As D.J. Patil, the Chief Data Scientist of the US Office of Science and Technology put it, “Data Science is a team sport, which requires a lot of collaboration and team-work.” As the Eye2Data team started working on the big data project, we realized that Data collection, Data cleansing and Prediction Modelling are some of the key components of a typical data science project; and all these teams have to work together in tandem with a lot of collaboration.
It all started with “Network Thinking”
This fascinating course started from the great mind refactoring: network thinking. We were encouraged to go beyond the 5 V’s (Volume, Veracity, Velocity, Variety and Value). The methodology of Big Data analysis can be enumerated into the following aspects:
- Datafication
- Analyzing the population in its entirety instead of sampling data
- Interconnecting data sources to get richer and more realistic insights
- Capitalizing on the spatial-temporal characteristics of a Big Data phenomenon, and
- Tapping correlation instead of chasing causality
The idea of
thinking in network terms presented by Dr. Barabasi tremendously expanded our horizon of viewing this world. Just as he said, “we always lived in a connected world, except we were not so much aware of it.” We will never be independent with environment and people around us. Nor anything in the world. The interaction and connection between each others play an important role in framing the presentations. As data science practitioners, our goal is to find out these relationships and associations, to describe, to measure, and to quantify the processes.
Think about a simple online-marketing application where you wish to visitors based on their tendency to purchase products in your web-page. Traditionally, older recommender systems systems look at user features, their click and navigational behavior and accordingly recommend based on their current and past purchase history. This could be done using predictive modeling techniques: data mining (classification/regression modeling), natural language processing (keyword search behavior) and/or generative modeling approaches (collaborative filtering and markov family of models). Till now, we have been looking at the user as a singular entity whose online behavior is determined by his/her current and previous actions. The learning is based on the logic of modeling user behavior and accordingly customizing recommendations for variation in user characteristics across the population.

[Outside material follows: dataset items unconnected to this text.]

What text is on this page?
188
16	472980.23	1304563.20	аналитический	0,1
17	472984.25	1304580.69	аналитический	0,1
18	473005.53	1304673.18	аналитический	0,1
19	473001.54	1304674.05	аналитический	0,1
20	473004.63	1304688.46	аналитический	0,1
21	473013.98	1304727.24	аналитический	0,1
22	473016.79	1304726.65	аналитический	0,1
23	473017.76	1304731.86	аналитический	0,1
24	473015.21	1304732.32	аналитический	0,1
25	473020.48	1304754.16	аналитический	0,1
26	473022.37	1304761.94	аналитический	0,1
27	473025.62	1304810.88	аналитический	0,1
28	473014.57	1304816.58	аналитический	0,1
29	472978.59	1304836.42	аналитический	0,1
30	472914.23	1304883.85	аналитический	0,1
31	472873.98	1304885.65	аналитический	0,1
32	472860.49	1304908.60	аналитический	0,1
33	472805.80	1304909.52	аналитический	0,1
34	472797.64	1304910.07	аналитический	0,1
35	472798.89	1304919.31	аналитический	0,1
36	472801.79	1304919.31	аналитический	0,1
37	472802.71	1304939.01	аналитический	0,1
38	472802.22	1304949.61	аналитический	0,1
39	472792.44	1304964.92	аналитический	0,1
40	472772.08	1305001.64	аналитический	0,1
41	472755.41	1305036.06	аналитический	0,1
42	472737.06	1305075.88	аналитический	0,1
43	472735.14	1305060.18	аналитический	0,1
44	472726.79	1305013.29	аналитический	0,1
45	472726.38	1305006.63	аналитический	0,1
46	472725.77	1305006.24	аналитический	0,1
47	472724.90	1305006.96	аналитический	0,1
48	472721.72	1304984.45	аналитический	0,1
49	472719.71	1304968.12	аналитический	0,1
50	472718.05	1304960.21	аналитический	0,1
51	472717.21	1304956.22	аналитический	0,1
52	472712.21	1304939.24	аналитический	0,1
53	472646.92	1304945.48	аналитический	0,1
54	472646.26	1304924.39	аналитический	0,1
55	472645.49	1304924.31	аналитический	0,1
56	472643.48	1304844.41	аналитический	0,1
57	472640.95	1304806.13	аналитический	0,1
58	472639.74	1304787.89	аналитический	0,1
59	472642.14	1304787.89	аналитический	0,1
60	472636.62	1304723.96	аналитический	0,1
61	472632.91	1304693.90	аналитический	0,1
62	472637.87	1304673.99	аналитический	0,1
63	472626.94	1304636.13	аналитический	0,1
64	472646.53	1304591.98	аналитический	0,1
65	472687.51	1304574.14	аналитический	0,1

An exciting new way of looking at recommender systems during the last few years, which is not only simple but also quite effective is looking at users, products, websites and companies as entities. Users ‘visit’ websites to lookup or buy products. Products are placed in different positions in a web page which have several links to other pages. Companies would like to place their products in positions that can maximize their profits through increased sales. Here, we see the interconnectedness by simply looking at the what, why, who, how and when of a generalized e-commerce example that we have considered. Such a rich multi-mode network can be simplified to variety of single mode networks to answer different business questions. For instance, a user-user network could be created if users purchased ‘k’ or more common products during a time interval, hence creating a communities of similar users. Such implicit networks capture the inherent connectedness of everything in life. One can very well see that the collaborative filtering and other generative processes are just other ways of thinking on similar lines, but more mathematically involved and prone to errors.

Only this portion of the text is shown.